Friday, March 6, 2015

We're Getting it Backward




I took up the clarinet in 5th grade. My parents probably wished I hadn't. I did want to learn—really. But how many times can you play “I Love You Truly” in the expected half hour practice before you start to get a little . . . creative? Or a lot bored.

I don't remember the teacher at all. I don't even know if it was a man or a woman. Clearly, I was not inspired. As a result, I was also not very good.

Enter 6th grade and Mr. Leafblad. I don't remember him ever telling me my playing stunk. (It did.) I don't recall being bullied, or patronizingly cajoled, or shamed into practicing. I do remember practicing. He had such enthusiasm for leading us. (How anyone manages that in a junior high band I will never, ever comprehend.) He had endless encouragement that I could get better. And I did. In fact, I got to be the best clarinet player in junior high.

I became what I was meant to be, a much better player, because the one in charge accepted me as I was, encouraged me, and saw me as a whole human, not a kid with a clarinet I did, or did not, practice often enough. The desire to do the right thing grew out of love for the person asking it of me.

One of the biggest mistakes we make in trying to figure out our identity in God is to do things that make us acceptable. We hope beyond hope that in doing things we can figure out who we are.

We do too many things that offer us identity.


It worked in school. We figured out early where we fit in. We became the smart one, or the good one. Maybe you were the funny one, the pretty one, the social butterfly, or even the victim. Regardless, we learned that if we kept doing the things that made us whatever we were (getting straight A's, cracking jokes in class) we had an identity. We were secure.
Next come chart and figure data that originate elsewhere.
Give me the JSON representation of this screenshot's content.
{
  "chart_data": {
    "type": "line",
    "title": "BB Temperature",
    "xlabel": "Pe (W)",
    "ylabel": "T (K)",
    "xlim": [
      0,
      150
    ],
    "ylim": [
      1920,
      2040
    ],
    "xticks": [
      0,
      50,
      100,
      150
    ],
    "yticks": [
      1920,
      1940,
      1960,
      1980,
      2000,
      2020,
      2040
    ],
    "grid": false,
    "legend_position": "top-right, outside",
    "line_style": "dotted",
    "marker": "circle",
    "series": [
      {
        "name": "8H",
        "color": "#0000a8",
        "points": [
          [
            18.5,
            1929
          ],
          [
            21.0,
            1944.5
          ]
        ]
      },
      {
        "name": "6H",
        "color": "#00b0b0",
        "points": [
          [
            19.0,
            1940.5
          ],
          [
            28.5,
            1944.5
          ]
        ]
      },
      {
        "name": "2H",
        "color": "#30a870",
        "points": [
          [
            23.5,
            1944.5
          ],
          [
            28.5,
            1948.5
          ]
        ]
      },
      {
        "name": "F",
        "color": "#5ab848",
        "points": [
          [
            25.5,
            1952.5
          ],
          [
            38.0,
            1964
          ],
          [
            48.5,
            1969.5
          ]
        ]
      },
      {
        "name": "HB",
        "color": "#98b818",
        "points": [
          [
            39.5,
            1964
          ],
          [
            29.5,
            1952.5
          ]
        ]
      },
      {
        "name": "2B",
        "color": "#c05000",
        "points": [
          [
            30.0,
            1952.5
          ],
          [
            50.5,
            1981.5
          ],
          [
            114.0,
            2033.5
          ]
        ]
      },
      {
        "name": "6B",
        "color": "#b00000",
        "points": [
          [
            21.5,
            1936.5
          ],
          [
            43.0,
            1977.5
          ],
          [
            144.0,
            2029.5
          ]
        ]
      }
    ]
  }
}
I spent years proving I deserved my spot in the universe by being the smart one. If I dared let it slip, if (when) I found someone smarter than I was, I would have no idea who I was. It was terrifying.

Don't we do that in church, too? Don't we often—usually--approach God that way?

I'll obey God's rules. I'll go to that service project. I'll come to church, take communion, even go all out and volunteer for children's church. If I do all these good things for God, I'll be a good person. That means I'll know who I am. God will accept me.

You want to know something crazy? Jesus doesn't call me or you to be a good person. Jesus calls us to be His person. To get our identity from belonging to him, not from doing good things. Mind. Blown.

We do this thing backward.

Once we know who we are because of who He is and what He already calls us, we will want to do good things out of pure love and gratitude. When we try to reverse that? Try to obey in order to force-feel acceptance? We get so messed up.

People who try to do this identity thing backward are the ones you meet who are always right. They know what is and is not “approved.” No one else can do it right. Everyone else is a little bit wrong. They are Never. Satisfied. Why? Because we only know who we are--we only feel accepted ourselves--if we're better at doing good, being good, or toeing line of truth closer than the other guy. If we have to admit we don't know, that the lines may be more fuzzy than we thought, then we are no longer the best at doing, thinking, and being right. We don't know who we are.

People who try to do this identity thing backward also become addicted to approval, doing more and more and more, until they burn out. How many of those have we seen? How many have we been? I see that hand. I raised that hand.

There is another way.

Go the right direction. Take our identity from God, freely given, first. We are chosen, beloved, accepted, known, adopted, and so much more. Then, move into obedience. Let the love for the Great Encourager be the motivator to be what we were meant to be. Not the fear that we'll let Him down.

For God in all his fullness was pleased to live in Christ,
and through him God reconciled everything to himself.
He made peace with everything in heaven and on earth by means of Christ’s blood on the cross."


This includes you who were once far away from God. You were his enemies, separated from him by your evil thoughts and actions. Yet now he has reconciled you to himself through the death of Christ in his physical body. As a result, he has brought you into his own presence, and you are holy and blameless as you stand before him without a single fault. But you must continue to believe this truth and stand firmly in it. Don’t drift away from the assurance you received when you heard the Good News.” (Colossians 1.19-23)

God is not that teacher who won't ever give the A. He's not the boot camp sergeant. He's the one who sees you as what you will be--without fault. Do you really want a label? Try the ones mentioned above: Blameless. Loved. Reconciled. Friend of God. (Because if you're no longer an enemy, you're a friend.)

I'll never get my identity from doing things. Things are things. They can't offer anything to my soul. Only a person can do that. The Person—the one who asks us to follow, listen, live in the identity we've already been given and let good things flow out of that.


What things are you putting before just knowing God? How might you have to look at those things differently?




1 comment:

  1. How does the other side of this fit in. I knew I was never going to be the best trumpet, so I switched to Sousaphone.